ÖVP fordert von SPÖ Rücknahme der Entscheidung Unvereinbar? Bures ist sich keiner Schuld bewusst

Verfassungsrichterin im Aufsichtsrat der Asfinag: Jobvergabe entzweit die Regierung © Bild: APA/ASFINAG

Die Wahl der Verfassungsrichterin Claudia Kahr zur neuen Vorsitzenden des Asfinag-Aufsichtsrats hat für Diskussionen gesorgt. Die ÖVP ließ dabei mit einer Forderung nach Unvereinbarkeitsregeln für Verfassungsrichter aufhorchen. Zudem sollte Infrastrukturministerin Doris Bures ihre Entscheidung zurücknehmen. Bures wies im "Ö1-Mittagsjournal" Kritik an ihrem Vorgehen zurück.

"Die Besetzung ist äußerst problematisch und politisch falsch", erklärte ÖVP-Verfassungssprecher Wilhelm Molterer. Die Infrastrukturministerin wäre gefordert, zu reagieren und ihren Vorschlag "zurückzuziehen", so Molterer. In Zukunft sollten Verfassungsrichter keine Organe in Kapitalgesellschaften ausüben dürfen. Die ÖVP arbeite bereits an einem entsprechenden Gesetzesentwurf und möchte diesen am Montag dem Regierungspartner übergeben. JVP-Obmann Sebastian Kurz zeigte sich in einer Aussendung "empört": "Der jüngste rote Postenschacher untergräbt das Vertrauen in die Höchstgerichte."

Bures lobe hingegen die fachliche Kompetenz von Kahr: "Es ist eigenartig, wenn es gelingt, eine Topfrau zu gewinnen, mit Unvereinbarkeiten zu hantieren, die bisher keine Rolle spielten." Es könne nichts besseres passieren, als eine hoch qualifizierte Frau in so einer Position als Aufsichtsratsvorsitzende für ein Straßenbauunternehmen zu haben, so die Ministerin.
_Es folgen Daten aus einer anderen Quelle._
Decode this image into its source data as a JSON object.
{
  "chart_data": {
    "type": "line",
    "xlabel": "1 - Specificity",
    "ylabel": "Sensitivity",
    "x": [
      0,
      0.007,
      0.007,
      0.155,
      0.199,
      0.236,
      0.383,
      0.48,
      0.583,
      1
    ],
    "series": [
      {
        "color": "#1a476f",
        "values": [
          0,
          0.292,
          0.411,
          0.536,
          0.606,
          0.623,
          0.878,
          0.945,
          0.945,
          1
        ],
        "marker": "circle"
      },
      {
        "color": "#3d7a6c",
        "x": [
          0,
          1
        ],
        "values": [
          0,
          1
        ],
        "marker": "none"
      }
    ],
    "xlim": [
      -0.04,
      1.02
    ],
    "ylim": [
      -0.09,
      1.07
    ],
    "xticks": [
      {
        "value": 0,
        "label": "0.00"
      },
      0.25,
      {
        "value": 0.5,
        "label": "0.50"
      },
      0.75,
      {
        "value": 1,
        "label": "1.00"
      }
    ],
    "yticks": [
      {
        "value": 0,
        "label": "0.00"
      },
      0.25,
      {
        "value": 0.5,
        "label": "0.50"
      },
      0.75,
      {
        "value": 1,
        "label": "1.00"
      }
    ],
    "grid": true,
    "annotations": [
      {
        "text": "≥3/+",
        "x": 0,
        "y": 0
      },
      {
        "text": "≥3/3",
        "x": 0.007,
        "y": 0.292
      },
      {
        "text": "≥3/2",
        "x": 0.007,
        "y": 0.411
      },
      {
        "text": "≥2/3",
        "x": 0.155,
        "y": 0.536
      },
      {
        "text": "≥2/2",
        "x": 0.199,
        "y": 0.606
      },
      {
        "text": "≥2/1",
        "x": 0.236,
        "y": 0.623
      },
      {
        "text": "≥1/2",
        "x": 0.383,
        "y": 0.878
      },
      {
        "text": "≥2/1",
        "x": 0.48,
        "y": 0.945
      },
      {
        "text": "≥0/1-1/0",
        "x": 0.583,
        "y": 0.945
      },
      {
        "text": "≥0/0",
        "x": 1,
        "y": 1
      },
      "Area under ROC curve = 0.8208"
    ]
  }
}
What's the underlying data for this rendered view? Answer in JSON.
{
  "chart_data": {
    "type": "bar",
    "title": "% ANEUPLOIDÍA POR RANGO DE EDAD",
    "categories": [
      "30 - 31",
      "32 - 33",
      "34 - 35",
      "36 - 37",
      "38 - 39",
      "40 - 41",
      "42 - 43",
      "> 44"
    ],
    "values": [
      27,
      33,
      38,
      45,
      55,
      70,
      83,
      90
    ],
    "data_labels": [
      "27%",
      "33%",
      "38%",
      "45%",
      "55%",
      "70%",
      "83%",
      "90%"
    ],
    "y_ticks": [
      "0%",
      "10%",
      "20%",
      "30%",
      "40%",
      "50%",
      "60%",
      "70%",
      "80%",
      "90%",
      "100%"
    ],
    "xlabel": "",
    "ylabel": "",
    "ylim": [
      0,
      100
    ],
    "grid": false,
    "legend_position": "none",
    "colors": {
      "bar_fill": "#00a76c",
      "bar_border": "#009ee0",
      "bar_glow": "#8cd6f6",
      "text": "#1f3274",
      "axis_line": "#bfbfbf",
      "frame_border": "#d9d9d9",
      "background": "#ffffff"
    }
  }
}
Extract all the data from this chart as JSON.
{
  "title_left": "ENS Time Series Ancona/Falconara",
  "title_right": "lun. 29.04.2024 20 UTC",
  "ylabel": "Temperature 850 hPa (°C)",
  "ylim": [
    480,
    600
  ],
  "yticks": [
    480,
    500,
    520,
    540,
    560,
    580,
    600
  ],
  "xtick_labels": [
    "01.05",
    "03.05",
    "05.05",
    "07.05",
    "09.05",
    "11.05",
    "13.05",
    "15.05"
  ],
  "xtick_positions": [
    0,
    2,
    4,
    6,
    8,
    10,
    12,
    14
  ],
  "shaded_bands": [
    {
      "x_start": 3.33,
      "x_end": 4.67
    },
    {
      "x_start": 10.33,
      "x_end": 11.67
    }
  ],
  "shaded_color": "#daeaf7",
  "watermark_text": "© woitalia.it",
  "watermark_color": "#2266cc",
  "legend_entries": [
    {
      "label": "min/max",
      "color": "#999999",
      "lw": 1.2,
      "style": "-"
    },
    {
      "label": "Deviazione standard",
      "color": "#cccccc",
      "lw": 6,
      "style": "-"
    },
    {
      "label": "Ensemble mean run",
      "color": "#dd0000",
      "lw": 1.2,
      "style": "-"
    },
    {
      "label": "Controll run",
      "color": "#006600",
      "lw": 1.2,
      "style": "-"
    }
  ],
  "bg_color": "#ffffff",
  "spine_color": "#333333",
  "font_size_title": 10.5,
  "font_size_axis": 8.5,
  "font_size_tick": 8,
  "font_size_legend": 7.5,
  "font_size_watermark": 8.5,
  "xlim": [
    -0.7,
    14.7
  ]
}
Laut Bures störe die ÖVP an der Entscheidung lediglich, dass es sich bei Kahr um kein VP-Mitglied und um keinen Mann handelt.

(apa/red)

Kommentare

SPÖ Privilegienstadl Natürlich wieder SPÖ wenn es um tolle Jobs ihrer Nahe stehden Personen geht. Was hat ein Verfassungsrichter der gut verdient im Aufsichtsrat der ASFINAG zu suchen?? Die SPÖ versucht so ihre Macht zu erhalten und ihre Leute überall rein zu bringen. Man kann nur hoffen das es genug Wähler gibt die diese Machtspiele der unfähigen SPÖ durchschauen und nie wieder SPÖ ankreutzen und damit die Demokratie in Österreich retten

Verfassungsrichterin als Vorsitzende des Aufsichtsrats Aufsichtsräte bzw Vorsitzende von solchen haben eine Aufgabe: die Interessen der Eigentümer solcher Kapitalgesellschaften sicherzustellen. Ein Verfassungsrichter hingegen hat über verfassungsrechtliche (Grund)fragen zu entscheiden. Dies stellt auf den ersten Blick noch keinen Konflikt oder Unvereinbarkeit dar. Hingegen wird aber jedem klar sein, dass künftige Entscheidungen einer solchen Richterin im Wesentlichen auch von ihrem Wissen und Erkenntnissen und Zwängen als Vorsitzender eines Aufsichtsrates bestimmt werden, im poitiven wie auch im negativen Sinn.
Und damit generiert sich auch die künftige Unvereinbarkeit beide Jobs gleichzeitig auszuführen. Dies gilt analog für bestehende Aufsichtsräte/Vorsitzende, denn KEINER kann verschiedene Jobs machen ohne eine wechselseitige Auswirkung.